His father has been a "tremendous source of information and inspiration" and his mother Mary is still an active ALP member.

"Home was very active, mum and dad would have people around for dinner so you would always be meeting interesting people."

Crean and his wife, Carole, have carefully considered the implications of his political career on their two daughters, with every move recorded by the media, especially when he was leader. "It is very public, it is very intrusive. The job description and performance is rated daily when you are a leader. You have to just explain it to them and demonstrate how you are dealing with the highs and lows."

Robyn Connolly, 36, is another who grew up to do what her dad did, although she hadn't planned it that way. Connolly was a navy kid who had lived in six cities before her father left the RAN to settle in Cessnock.

"We had always moved to capital cities," Connolly says. "I did my HSC and university didn't interest me. I wanted to travel. I got a job in the travel industry, but there was not going to be any real amount of travel."

After three months she joined the navy, the only life she had ever known. "I had itchy feet. I really did have this desperate need to get out of town."

In 1992 she was one of the first women to go to sea. Connolly went to a war zone - Somalia. "It was a rude shock. We sailed three days before Christmas. I would ring up [Dad] and say 'I hate it, it's hard', but he talked me through it."

Connolly has been married to David, a navy supply officer, for 10 years. They have children aged eight and seven, and Connolly, who left the service when her second child was 18 months old, now works as a navy reservist. She and her husband have moved five times since they were married and she can't imagine not having that life. Most of their friends are in the forces. Her two younger sisters are also in the navy.

Chris Bushell, 54, has felt the satisfaction of having his children follow in his footsteps. Bushell joined the police force in the 1970s and worked his way up to chief inspector. When he was injured in a bicycle accident in 1995 he pushed on for a few years, then had to leave. He is now the course co-ordinator for the advanced diploma of policing practice run by Charles Sturt University for police recruits at Goulburn Police Academy.
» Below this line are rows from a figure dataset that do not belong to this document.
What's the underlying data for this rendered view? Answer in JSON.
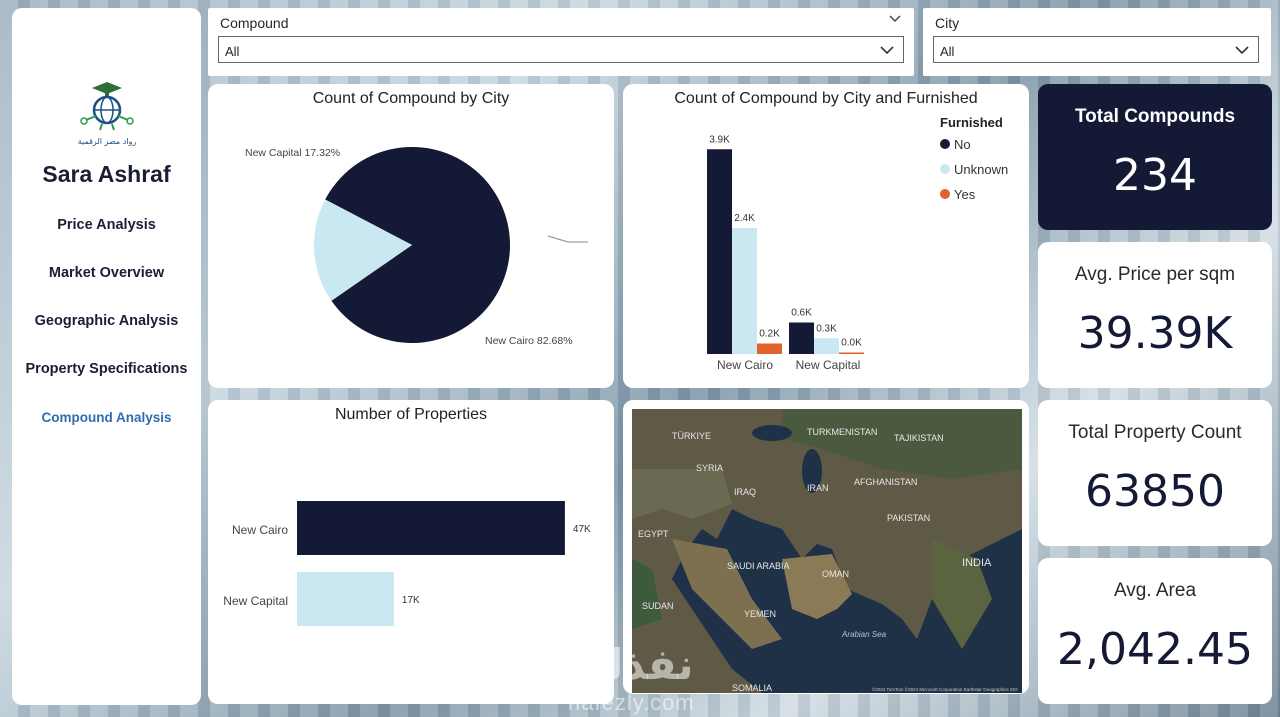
{
  "sidebar": {
    "logo_text": "رواد مصر الرقمية",
    "owner": "Sara Ashraf",
    "nav": [
      {
        "label": "Price Analysis",
        "active": false
      },
      {
        "label": "Market Overview",
        "active": false
      },
      {
        "label": "Geographic Analysis",
        "active": false
      },
      {
        "label": "Property Specifications",
        "active": false
      },
      {
        "label": "Compound Analysis",
        "active": true
      }
    ]
  },
  "filters": {
    "compound": {
      "title": "Compound",
      "value": "All"
    },
    "city": {
      "title": "City",
      "value": "All"
    }
  },
  "pie_chart": {
    "title": "Count of Compound by City",
    "chart_data": {
      "type": "pie",
      "slices": [
        {
          "label": "New Cairo",
          "percent": 82.68,
          "text": "New Cairo 82.68%",
          "color": "#141a36"
        },
        {
          "label": "New Capital",
          "percent": 17.32,
          "text": "New Capital 17.32%",
          "color": "#c9e8f2"
        }
      ]
    }
  },
  "furnished_chart": {
    "title": "Count of Compound by City and Furnished",
    "legend_title": "Furnished",
    "chart_data": {
      "type": "bar",
      "categories": [
        "New Cairo",
        "New Capital"
      ],
      "series": [
        {
          "name": "No",
          "color": "#141a36",
          "values": [
            3.9,
            0.6
          ],
          "labels": [
            "3.9K",
            "0.6K"
          ]
        },
        {
          "name": "Unknown",
          "color": "#c9e8f2",
          "values": [
            2.4,
            0.3
          ],
          "labels": [
            "2.4K",
            "0.3K"
          ]
        },
        {
          "name": "Yes",
          "color": "#e2622a",
          "values": [
            0.2,
            0.0
          ],
          "labels": [
            "0.2K",
            "0.0K"
          ]
        }
      ],
      "ylim": [
        0,
        4
      ],
      "legend_position": "top-right"
    }
  },
  "properties_chart": {
    "title": "Number of Properties",
    "chart_data": {
      "type": "bar",
      "orientation": "horizontal",
      "categories": [
        "New Cairo",
        "New Capital"
      ],
      "values": [
        47,
        17
      ],
      "labels": [
        "47K",
        "17K"
      ],
      "colors": [
        "#141a36",
        "#c9e8f2"
      ],
      "xlim": [
        0,
        50
      ]
    }
  },
  "map": {
    "labels": [
      "TÜRKIYE",
      "TURKMENISTAN",
      "TAJIKISTAN",
      "SYRIA",
      "IRAQ",
      "IRAN",
      "AFGHANISTAN",
      "PAKISTAN",
      "EGYPT",
      "SAUDI ARABIA",
      "OMAN",
      "INDIA",
      "SUDAN",
      "YEMEN",
      "Arabian Sea",
      "SOMALIA"
    ],
    "attribution": "©2024 TomTom ©2024 Microsoft Corporation Earthstar Geographics SIO"
  },
  "kpis": [
    {
      "title": "Total Compounds",
      "value": "234"
    },
    {
      "title": "Avg. Price per sqm",
      "value": "39.39K"
    },
    {
      "title": "Total Property Count",
      "value": "63850"
    },
    {
      "title": "Avg. Area",
      "value": "2,042.45"
    }
  ],
  "watermark": {
    "main": "نفذلي",
    "sub": "nafezly.com"
  }
}
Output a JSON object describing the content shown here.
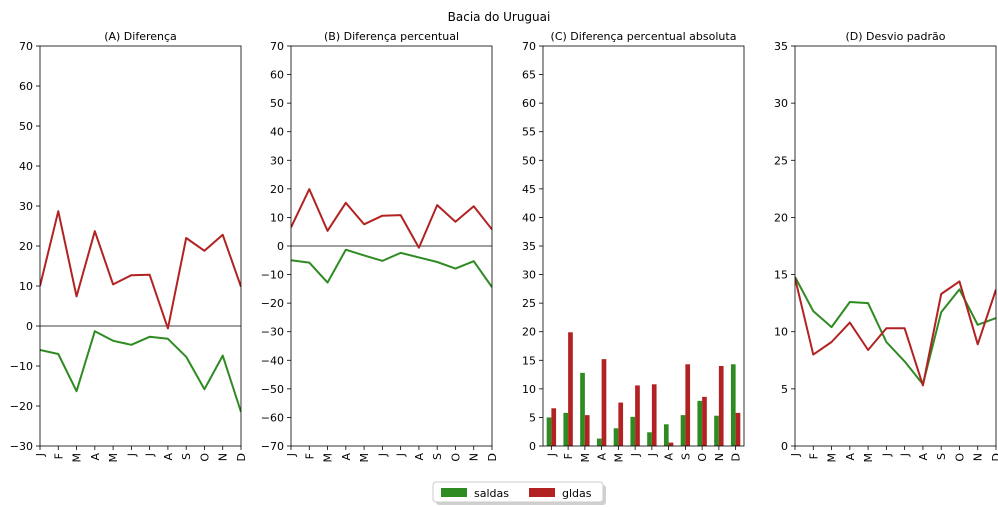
{
  "suptitle": "Bacia do Uruguai",
  "months": [
    "J",
    "F",
    "M",
    "A",
    "M",
    "J",
    "J",
    "A",
    "S",
    "O",
    "N",
    "D"
  ],
  "colors": {
    "saldas": "#2e8b22",
    "gldas": "#b22222",
    "zero_line": "#808080"
  },
  "chart_data": [
    {
      "type": "line",
      "title": "(A) Diferença",
      "ylim": [
        -30,
        70
      ],
      "yticks": [
        -30,
        -20,
        -10,
        0,
        10,
        20,
        30,
        40,
        50,
        60,
        70
      ],
      "zero_line": true,
      "categories": [
        "J",
        "F",
        "M",
        "A",
        "M",
        "J",
        "J",
        "A",
        "S",
        "O",
        "N",
        "D"
      ],
      "series": [
        {
          "name": "saldas",
          "values": [
            -6,
            -7,
            -16.3,
            -1.3,
            -3.7,
            -4.7,
            -2.7,
            -3.2,
            -7.7,
            -15.8,
            -7.4,
            -21.5
          ]
        },
        {
          "name": "gldas",
          "values": [
            10,
            28.7,
            7.4,
            23.7,
            10.4,
            12.7,
            12.8,
            -0.6,
            22,
            18.8,
            22.8,
            9.8
          ]
        }
      ]
    },
    {
      "type": "line",
      "title": "(B) Diferença percentual",
      "ylim": [
        -70,
        70
      ],
      "yticks": [
        -70,
        -60,
        -50,
        -40,
        -30,
        -20,
        -10,
        0,
        10,
        20,
        30,
        40,
        50,
        60,
        70
      ],
      "zero_line": true,
      "categories": [
        "J",
        "F",
        "M",
        "A",
        "M",
        "J",
        "J",
        "A",
        "S",
        "O",
        "N",
        "D"
      ],
      "series": [
        {
          "name": "saldas",
          "values": [
            -5,
            -5.8,
            -12.8,
            -1.3,
            -3.3,
            -5.2,
            -2.4,
            -4,
            -5.6,
            -7.9,
            -5.3,
            -14.4
          ]
        },
        {
          "name": "gldas",
          "values": [
            6.5,
            19.9,
            5.3,
            15.1,
            7.6,
            10.6,
            10.8,
            -0.6,
            14.3,
            8.5,
            13.9,
            5.8
          ]
        }
      ]
    },
    {
      "type": "bar",
      "title": "(C) Diferença percentual absoluta",
      "ylim": [
        0,
        70
      ],
      "yticks": [
        0,
        5,
        10,
        15,
        20,
        25,
        30,
        35,
        40,
        45,
        50,
        55,
        60,
        65,
        70
      ],
      "categories": [
        "J",
        "F",
        "M",
        "A",
        "M",
        "J",
        "J",
        "A",
        "S",
        "O",
        "N",
        "D"
      ],
      "series": [
        {
          "name": "saldas",
          "values": [
            5,
            5.8,
            12.8,
            1.3,
            3.1,
            5.1,
            2.4,
            3.8,
            5.4,
            7.9,
            5.3,
            14.3
          ]
        },
        {
          "name": "gldas",
          "values": [
            6.6,
            19.9,
            5.4,
            15.2,
            7.6,
            10.6,
            10.8,
            0.6,
            14.3,
            8.6,
            14,
            5.8
          ]
        }
      ]
    },
    {
      "type": "line",
      "title": "(D) Desvio padrão",
      "ylim": [
        0,
        35
      ],
      "yticks": [
        0,
        5,
        10,
        15,
        20,
        25,
        30,
        35
      ],
      "zero_line": false,
      "categories": [
        "J",
        "F",
        "M",
        "A",
        "M",
        "J",
        "J",
        "A",
        "S",
        "O",
        "N",
        "D"
      ],
      "series": [
        {
          "name": "saldas",
          "values": [
            14.8,
            11.8,
            10.4,
            12.6,
            12.5,
            9.1,
            7.4,
            5.4,
            11.7,
            13.7,
            10.6,
            11.2
          ]
        },
        {
          "name": "gldas",
          "values": [
            14.7,
            8,
            9.1,
            10.8,
            8.4,
            10.3,
            10.3,
            5.3,
            13.3,
            14.4,
            8.9,
            13.7
          ]
        }
      ]
    }
  ],
  "legend": [
    {
      "label": "saldas",
      "color": "#2e8b22"
    },
    {
      "label": "gldas",
      "color": "#b22222"
    }
  ]
}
To his great surprise and delight, both his children, Gavin and Stacey, have joined the force. They saw him missing family events, birthdays and school visits because of shift work and both tried other careers before joining the NSW Police.

Now Gavin is stationed at Redfern and Stacey, after spending four years on general duties at Penrith, has joined the fraud squad. "They are good kids and I am really proud of them," says their father.

Someone who was determined not to do what his father did is David Edghill, 34. The son of a doctor, Edghill says he could not believe the tall poppy syndrome he encountered as he grew up.

He was always known as "the doctor's son", which confused him. "My best friend was the son of a banana grower, but he was never called the 'banana grower's son'. You were expected to behave in a certain way and be loaded."

He says he was often asked if he was going to be a doctor, but watching how it affected family life - plus his total lack of interest in science - was enough to put him off and he has followed a career in the arts, working at the National Portrait Gallery in Canberra. As a youngster, Christmas and New Year celebrations were frequently marred by his dad being called out to emergencies, often horrific road accidents on the Pacific Highway that ran through the district where they lived.

Edghill says he is still surprised by the comments and attitudes of others when he was growing up. Even his teachers asked probing questions. "There was the perception you were living a different sort of life."